Counsel for the appellant did not dispute that the issue on hands is squarely covered by this Court in the case of CIT v. GSRTC [Supra]. He, however, submitted that the appeal is pending against the judgment of the High Court before the Supreme Court and SLP has been granted. The amount involved is not very large and it would be extremely expensive for the assessee to carry this in appeal before the Supreme Court. He, therefore, suggested that the benefit of this judgment of the Supreme Court may be made available to the assessee; as and when rendered and in case, the judgment of the High Court is reversed. Two clear ways are possible to enable the appellant- assessee to get benefit of the judgment of the Supreme Court, in case the High Court judgment is reversed. One is to dismiss this C/TAXAP/1186/2018 ORDER appeal and allow the assessee to approach the Supreme Court; like some other assesses would have. The other way is to make some arrangement under which without filing the appeal, the assessee would also be able to claim the benefit of the judgment. Looking to the smallness of the disputed amount, we adopt the latter option by providing as under:
This appeal at this stage is dismissed. However, if the Supreme Court reverses the judgment in the case of CIT vs. GSRTC [Supra], it would be open for the appellant to revive this appeal by filing an application for such purpose within three months from the date of the judgment. Appeal stands disposed of accordingly.”

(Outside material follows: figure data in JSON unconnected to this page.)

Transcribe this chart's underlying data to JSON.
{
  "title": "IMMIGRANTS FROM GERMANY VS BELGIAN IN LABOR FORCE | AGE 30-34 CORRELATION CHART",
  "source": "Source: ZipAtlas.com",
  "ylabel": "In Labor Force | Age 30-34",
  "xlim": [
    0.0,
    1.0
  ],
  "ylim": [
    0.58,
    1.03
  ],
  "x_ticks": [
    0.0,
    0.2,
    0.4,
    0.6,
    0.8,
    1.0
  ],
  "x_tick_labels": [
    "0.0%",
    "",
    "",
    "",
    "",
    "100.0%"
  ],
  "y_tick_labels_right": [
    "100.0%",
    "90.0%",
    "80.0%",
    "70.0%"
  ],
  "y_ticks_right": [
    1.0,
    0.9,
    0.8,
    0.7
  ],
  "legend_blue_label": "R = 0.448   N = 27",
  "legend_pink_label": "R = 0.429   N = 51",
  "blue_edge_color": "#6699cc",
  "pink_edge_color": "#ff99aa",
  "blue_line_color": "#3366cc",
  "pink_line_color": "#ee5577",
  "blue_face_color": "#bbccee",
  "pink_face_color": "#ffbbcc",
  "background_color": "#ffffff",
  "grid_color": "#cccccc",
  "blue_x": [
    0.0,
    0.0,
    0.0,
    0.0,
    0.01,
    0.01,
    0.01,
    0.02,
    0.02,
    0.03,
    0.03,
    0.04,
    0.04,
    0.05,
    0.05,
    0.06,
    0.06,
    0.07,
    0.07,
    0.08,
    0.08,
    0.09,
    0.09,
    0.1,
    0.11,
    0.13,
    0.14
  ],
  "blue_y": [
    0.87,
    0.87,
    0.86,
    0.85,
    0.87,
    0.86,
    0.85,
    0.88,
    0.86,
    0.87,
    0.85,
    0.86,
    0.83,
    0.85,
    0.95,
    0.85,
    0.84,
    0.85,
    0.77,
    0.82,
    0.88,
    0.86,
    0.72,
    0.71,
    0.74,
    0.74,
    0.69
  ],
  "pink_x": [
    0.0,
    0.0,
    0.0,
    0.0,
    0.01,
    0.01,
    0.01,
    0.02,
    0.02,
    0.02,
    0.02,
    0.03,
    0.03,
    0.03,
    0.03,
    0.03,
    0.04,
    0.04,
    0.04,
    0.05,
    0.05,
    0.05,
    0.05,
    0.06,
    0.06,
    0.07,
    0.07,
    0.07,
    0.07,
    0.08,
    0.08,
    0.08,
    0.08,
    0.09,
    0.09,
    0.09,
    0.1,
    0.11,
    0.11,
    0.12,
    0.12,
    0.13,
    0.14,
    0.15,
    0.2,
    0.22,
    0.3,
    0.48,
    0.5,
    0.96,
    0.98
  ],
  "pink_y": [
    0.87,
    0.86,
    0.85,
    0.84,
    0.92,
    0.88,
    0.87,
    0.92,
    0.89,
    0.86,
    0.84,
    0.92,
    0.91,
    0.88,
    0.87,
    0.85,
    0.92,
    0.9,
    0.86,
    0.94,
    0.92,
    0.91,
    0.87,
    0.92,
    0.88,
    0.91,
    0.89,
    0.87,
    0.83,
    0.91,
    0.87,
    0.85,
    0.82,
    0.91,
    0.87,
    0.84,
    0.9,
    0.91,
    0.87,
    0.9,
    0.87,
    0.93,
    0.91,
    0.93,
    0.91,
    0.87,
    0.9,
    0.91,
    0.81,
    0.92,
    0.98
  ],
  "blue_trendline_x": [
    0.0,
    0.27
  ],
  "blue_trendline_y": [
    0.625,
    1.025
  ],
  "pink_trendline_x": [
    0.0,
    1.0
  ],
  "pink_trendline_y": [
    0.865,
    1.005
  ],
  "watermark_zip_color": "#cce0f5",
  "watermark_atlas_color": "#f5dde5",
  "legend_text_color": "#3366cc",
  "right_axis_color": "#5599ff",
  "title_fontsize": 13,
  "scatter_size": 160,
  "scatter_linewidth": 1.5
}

16. At the outset, Id. A.R. requested that in view of the order passed by the Hon’ble Gujarat High Court as aforesaid therefore this matter may be restored to the file of the ld.CIT(A).
17. In view of the above and order passed by the Hon’ble Gujarat High Court, we set aside the matter to the file of the ld.CIT(A) to decide the matter after taking into account order of the Supreme Court as and when will be passed by the Hon’ble Supreme Court. Accordingly will decide the matter.
18. In the result, appeal is allowed for statistical purposes.
7. From the above judgment of Co-ordinate Bench in the case of M/s Unicorn Remedies Pvt. Ltd. (supra), it is vivid that against the order of the Hon’ble jurisdictional High Court, the SLP has been filed by the assessee which has not been adjudicated yet therefore we are of the view that the issue may be remitted back to the file of the Ld. CIT(A) to decide the matter after taking into account the SLP filed by assessee (supra) before the Hon’ble Supreme Court as and when will be passed by the Hon’ble Supreme Court. Therefore, this appeal at this stage is dismissed. However, if the Hon’ble Supreme Court reverse the judgment of the Hon’ble jurisdictional High Court in the case of CIT vs. GSRTC (supra), it would be open for the assessee to revive this appeal by filing an application for such purpose within three months from the date of the judgment.
8. In the result, the appeal filed by the assessee is allowed for statistical purposes.
Order pronounced on 20/06/2022 by placing the result on the notice board.